CASE NO. 1174 CRD-7-91-2Workers’ Compensation Commission
MAY 6, 1992
The claimant was represented by Peter C. Barrett, Esq., Mitro, Ketaineck Barrett, P.C.
The respondents were represented by Margaret E. Corrigan, Esq., Pomeranz, Drayton Stabnick.
This Petition for Review from the undated Ruling on Motion to Preclude of the Commissioner At Large acting for the Seventh District was heard December 13, 1991 before a Compensation Review Division panel consisting of the Commission Chairman, John Arcudi and Commissioners Frank J. Verrilli and George Waldron.
OPINION
JOHN ARCUDI, CHAIRMAN.
Claimant’s appeal is from the commissioner’s denial of his request to preclude defenses and grant an irrebuttable presumption of compensability under Sec. 31-297(b). The contention is that the employer did not send a sufficiently specific disclaimer of liability to claimant’s proper address within the twenty day time limit then prescribed by the statute.
The compensable injury claimant alleges occurred May 26, 1989. On June 8 his attorney filed a notice of claim, return receipt requested, with the employer and the commissioner. The commissioner found respondents sent a Form 43 — Notice of Intention to Contest Liability by certified mail addressed to the claimant at P.O. Box 93, South Kent, CT; the receipt for this mailing was signed by a C. Gannon, the live-in girlfriend of the claimant, on June 16, 1989. Claimant’s motor vehicle license lists his address as Post Office Box 93, South Kent, CT 06785. This Form 43 notice stated, “Claimant was on a personal trip to pick up a motorcycle. No employment relationships between trip and accident. Injury did not arise out of or in the course of employment.”
Subsequently on June 12 respondents mailed an identical notice of contest addressed to the claimant at 42 Lanesville Road, New Milford, CT 06776. On July 25 still another Form 43 was mailed giving as the grounds for contest “current investigation shows claimant was intoxicated at the time of accident. Warrant for DWI was served by New Milford Police Department. Section 31-284 precludes claimant from receiving Worker’s (sic) Comp. benefits.” That notice was also addressed to 38 Lanesville Rd., New Milford, CT 06776. The commissioner found the first disclaimer, i.e. the one addressed to P.O. Box 93, South Kent, CT, was timely and sufficiently specific. We agree. Our ruling therefore makes it unnecessary to consider the effect of the other disclaimers.
Claimant contends respondents should have addressed the disclaimer to his residence at 38 Lanesville Road, New Milford, CT in order to have complied with Sec. 31-321.
Section 31-321 provides: Unless otherwise specifically provided, or unless the circumstances of the case or the rules of the commission direct otherwise, any notice required under this chapter to be served upon an employer, employee or commissioner shall be by written or printed notice, service personally or by registered or certified mail addressed to the person upon whom it is to be served at his last-known residence or place of business.

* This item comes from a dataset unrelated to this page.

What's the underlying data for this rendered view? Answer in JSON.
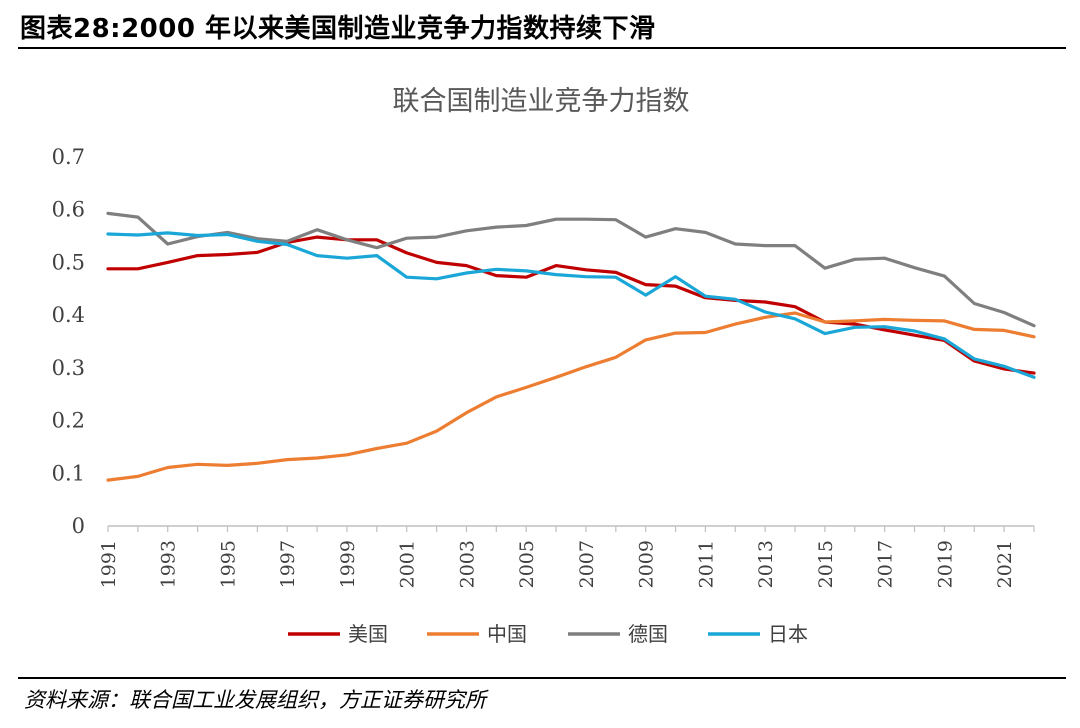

Notices in behalf of a minor shall be given by or to his parent or guardian or, if there is no parent or guardian, then by or to such minor.
To support his contention, claimant refers to that part of the statute stating: “any notice required under this chapter to be served upon an employer, employee or commissioner shall be by written or printed notice, service personally or by registered or certified mail addressed to the person upon whom it is to be served at his last-known residence or place of business.” (emphasis ours).
The emphasis, claimant argues, is on the word “residence” in the statute. His post office box is not his residence, he contends. Notices under Sec. 31-297(b) are to be served in accordance with Sec. 31-321. See e.g. Skorupski v. Commercial Insurance Co., 2 Conn. Workers’ Comp. Rev. Op. 133, 338 CRD-3-84 (1985). When the injury alleged was due to a motor vehicle accident, it would indeed be a bizarre result if a notice mailed to the address appearing on claimant’s motor vehicle license was considered improper.
Menzies v. Fisher, 165 Conn. 338, 343 (1973) stated the purpose of Sec. 31-297(b) was “to ensure (1) that employers would bear the burden of investigating a claim promptly and (2) that the denial of their claim” (emphasis ours). Webster’s Third New International Dictionary, 1971 Ed., defines address as “the designation of a place (as a residence or place of business) where a person or organization may be found or communicated with.” Black’s Law Dictionary, Fifth Edition, 1979, defines address as the “Place where mail or other communications will reach person. (citations omitted) Generally a place of business or residence.” A person’s address is therefore the equivalent of his residence. The purpose of Sec. 31-297(b), as defined by Menzies, timely to apprise this employee of the specific reasons for the denial of the claim, was accomplished by mailing the notice to the address listed on the driver’s license.
We therefore affirm the commissioner’s ruling and dismiss the appeal.
Commissioners Frank J. Verrilli and George Waldron concur.